‘Emprunter le chemin étroit’ est une expression utilisée par les banquiers centraux désignant la nécessité de trouver un fragile équilibre entre maîtriser l’inflation et ne pas plonger l’économie dans l’abîme. La difficulté accrue de cette tâche est apparue vendredi.
Les investisseurs qui tablaient sur un revirement de la politique monétaire et le ‘business as usual’ en sont pour leurs frais. Lors du symposium de Jackson Hole la semaine dernière, les banquiers centraux ont délivré à l’unanimité un message hawkish en faveur de la poursuite du resserrement/de la normalisation de la politique monétaire dans un proche avenir. Les gouverneurs des banques centrales du Royaume-Uni, de la Suisse, du Japon, de la Corée ainsi que plusieurs membres de la BCE n’ont laissé aucun doute possible : la lutte contre l’inflation constitue la priorité.

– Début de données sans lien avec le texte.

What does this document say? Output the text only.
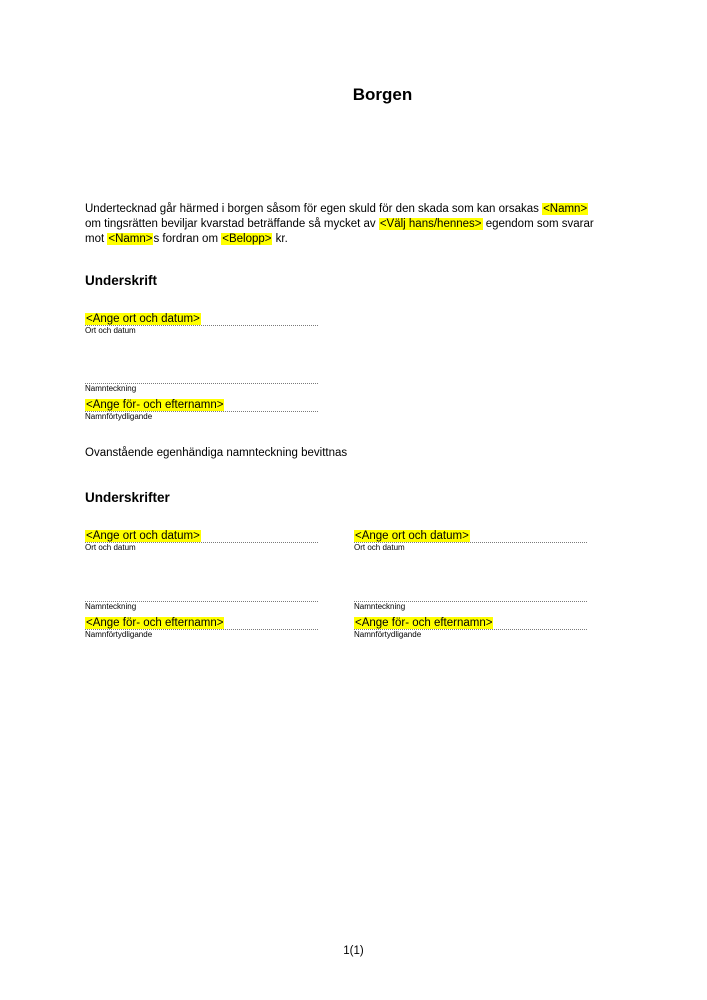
Borgen

Undertecknad går härmed i borgen såsom för egen skuld för den skada som kan orsakas <Namn>
om tingsrätten beviljar kvarstad beträffande så mycket av <Välj hans/hennes> egendom som svarar
mot <Namn>s fordran om <Belopp> kr.

Underskrift
<Ange ort och datum>
Ort och datum
Namnteckning
<Ange för- och efternamn>
Namnförtydligande

Ovanstående egenhändiga namnteckning bevittnas

Underskrifter
<Ange ort och datum>
Ort och datum
Namnteckning
<Ange för- och efternamn>
Namnförtydligande
<Ange ort och datum>
Ort och datum
Namnteckning
<Ange för- och efternamn>
Namnförtydligande
1(1)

Concrètement, cela signifie que la série de relèvements des taux d’intérêt n’est pas encore terminée, que des hausses encore plus importantes sont en préparation et que l’économie pourrait bien se retrouver dans une récession majeure. Les investisseurs semblent avoir rayé l’expression ‘atterrissage en douceur’ de leur vocabulaire.

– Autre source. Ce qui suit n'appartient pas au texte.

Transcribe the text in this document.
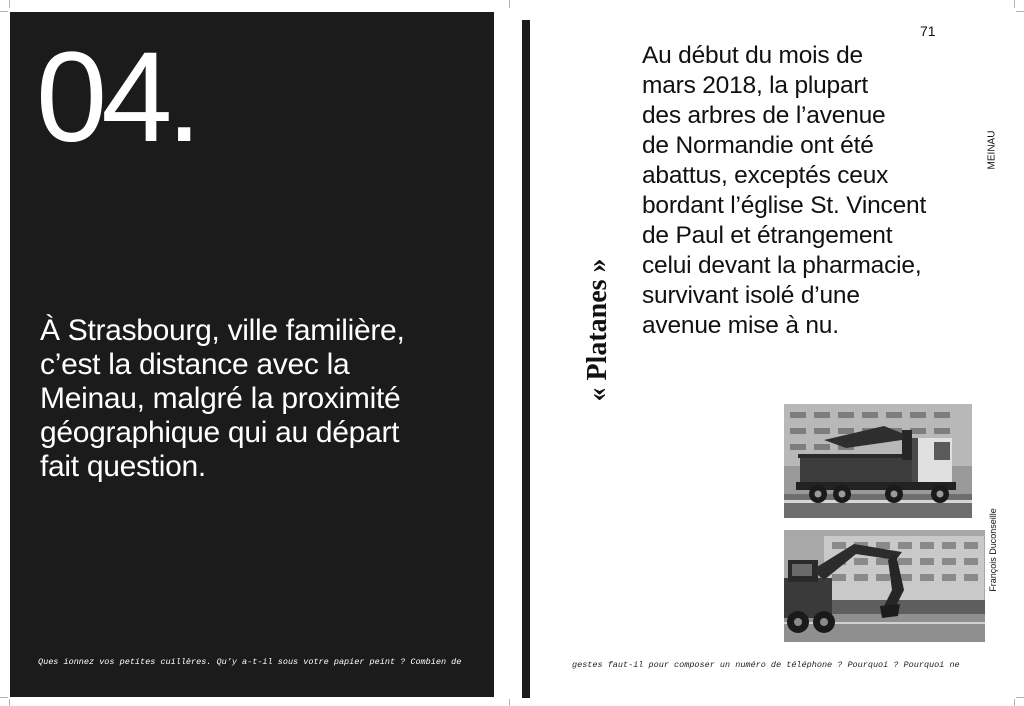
04.
À Strasbourg, ville familière,
c’est la distance avec la
Meinau, malgré la proximité
géographique qui au départ
fait question.
Ques ionnez vos petites cuillères. Qu’y a-t-il sous votre papier peint ? Combien de
71
MEINAU
« Platanes »
Au début du mois de
mars 2018, la plupart
des arbres de l’avenue
de Normandie ont été
abattus, exceptés ceux
bordant l’église St. Vincent
de Paul et étrangement
celui devant la pharmacie,
survivant isolé d’une
avenue mise à nu.
François Duconseille
gestes faut-il pour composer un numéro de téléphone ? Pourquoi ? Pourquoi ne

Cela a entraîné vendredi soir des pertes de cours substantielles de jusqu’à 4 % à Wall Street. Lundi matin, les contrats à terme de Wall Street sont également profondément dans le rouge. Le Japon et l’Europe ont également enregistré des pertes.
Un relèvement des taux d’intérêt de 75 points de base en septembre semble maintenant constituer une quasi-certitude. Pour de nombreux investisseurs, malgré la préparation psychologique qui avait cours depuis des mois, les déclarations de vendredi ont été une surprise. Un retour à la situation depuis 2008, avec une politique monétaire ultra-accommodante, des mesures d’assouplissement quantitatif incessantes et de l’argent bon marché, semble désormais définitivement derrière nous.

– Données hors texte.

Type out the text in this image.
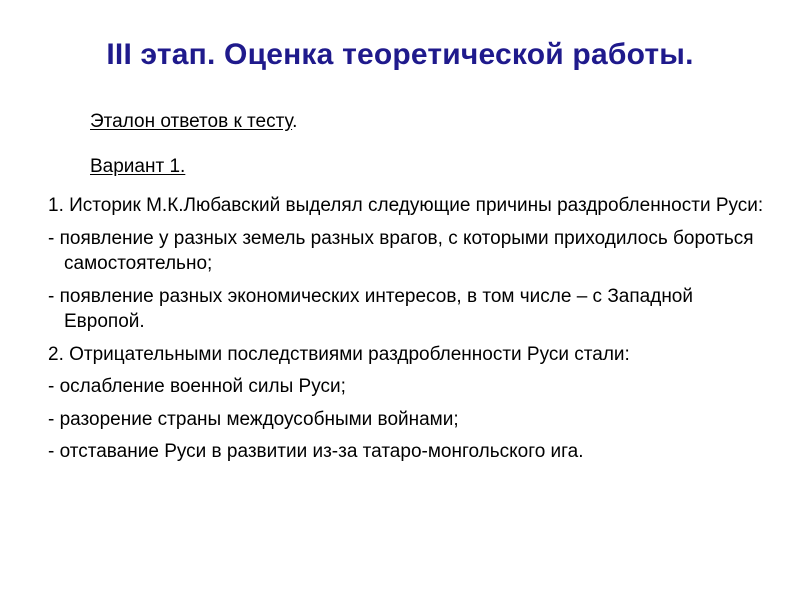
III этап. Оценка теоретической работы.
Эталон ответов к тесту.
Вариант 1.

1. Историк М.К.Любавский выделял следующие причины раздробленности Руси:

- появление у разных земель разных врагов, с которыми приходилось бороться самостоятельно;

- появление разных экономических интересов, в том числе – с Западной Европой.

2. Отрицательными последствиями раздробленности Руси стали:

- ослабление военной силы Руси;

- разорение страны междоусобными войнами;

- отставание Руси в развитии из-за татаро-монгольского ига.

Cela se manifeste également dans l’évolution des taux d’intérêt. Après les déclarations très hawkish de Powell, les taux d’intérêt américains à deux ans ont atteint leur plus haut niveau depuis 2007. Aux États-Unis, les taux d’intérêt à deux ans affichent maintenant 3,46 %, soit le niveau le plus élevé depuis novembre 2007, la période précédant la grande crise financière de 2008-2009. Il s’agissait alors littéralement d’une autre époque.
Catch 22
La conséquence du ‘chemin étroit’ que doivent emprunter les banquiers centraux est que de nombreux pays, collectivités et entreprises endettés connaîtront encore plus de difficultés dans les années à venir. Beaucoup d’investisseurs redoutent que si les banquiers centraux suppriment les bouées de sauvetage, nombre d’entreprises et collectivités ne seront plus en mesure de faire face à leurs obligations financières. Cela fera également grimper les taux de chômage, surtout en Europe, déjà extrêmement vulnérable en raison de sa situation énergétique précaire.
Frank Vranken, Chief Strategist chez Edmond de Rothschild Europe, affirme clairement que nous ne devons pas nous attendre à une baisse des taux dans un proche avenir. « Les marchés avaient pourtant tablé sur des baisses des taux d’intérêt entre mars et décembre de l’année prochaine. En d’autres termes, il ne semble pas qu’il y aura un pivot de la Fed. » Selon Vranken, la Fed reste dépendante des données, mais veut à tout prix éviter de répéter les erreurs des années 70, qui avaient déclenché une spirale inflationniste. « À l’époque, les hausses de taux d’intérêt avaient été arrêtées trop tôt, ce qui avait permis une reprise de l’inflation et généré par suite une situation encore plus désastreuse.
BCE
Quand il pleut aux États-Unis, il pleuvine en Europe. Quelle que soit la vigueur de l’action de la Fed, la BCE continue de traîner. Selon Vranken, cela ne peut pas durer. « Une hausse des taux de 50 points de base semble maintenant un minimum lors de la réunion du 8 septembre. Les marchés à terme tablent désormais sur des hausses de taux de 120-130 points de base pour la fin de cette année. Cela pourrait bien être le cas », conclut Vranken.
Leadership
Vranken affirme qu’il est trop tôt pour commencer à pêcher le fond sur les marchés dans cette situation. Philippe Gijsels, Chief Strategy Officer chez BNP Paribas Fortis, s’intéresse aux secteurs qui pourraient prendre le leadership sur un nouveau marché haussier. Il les identifie par leur force relative et leur évolution technique. « La santé, les biotechnologies et les énergies alternatives, en particulier l’énergie solaire, présentent une force relative. Ces secteurs pourraient entraîner un nouveau mouvement haussier. »
Conclusion : le chemin étroit va encore se rétrécir. Les investisseurs qui tablaient sur un ‘business as usual’ devront probablement revoir leur opinion.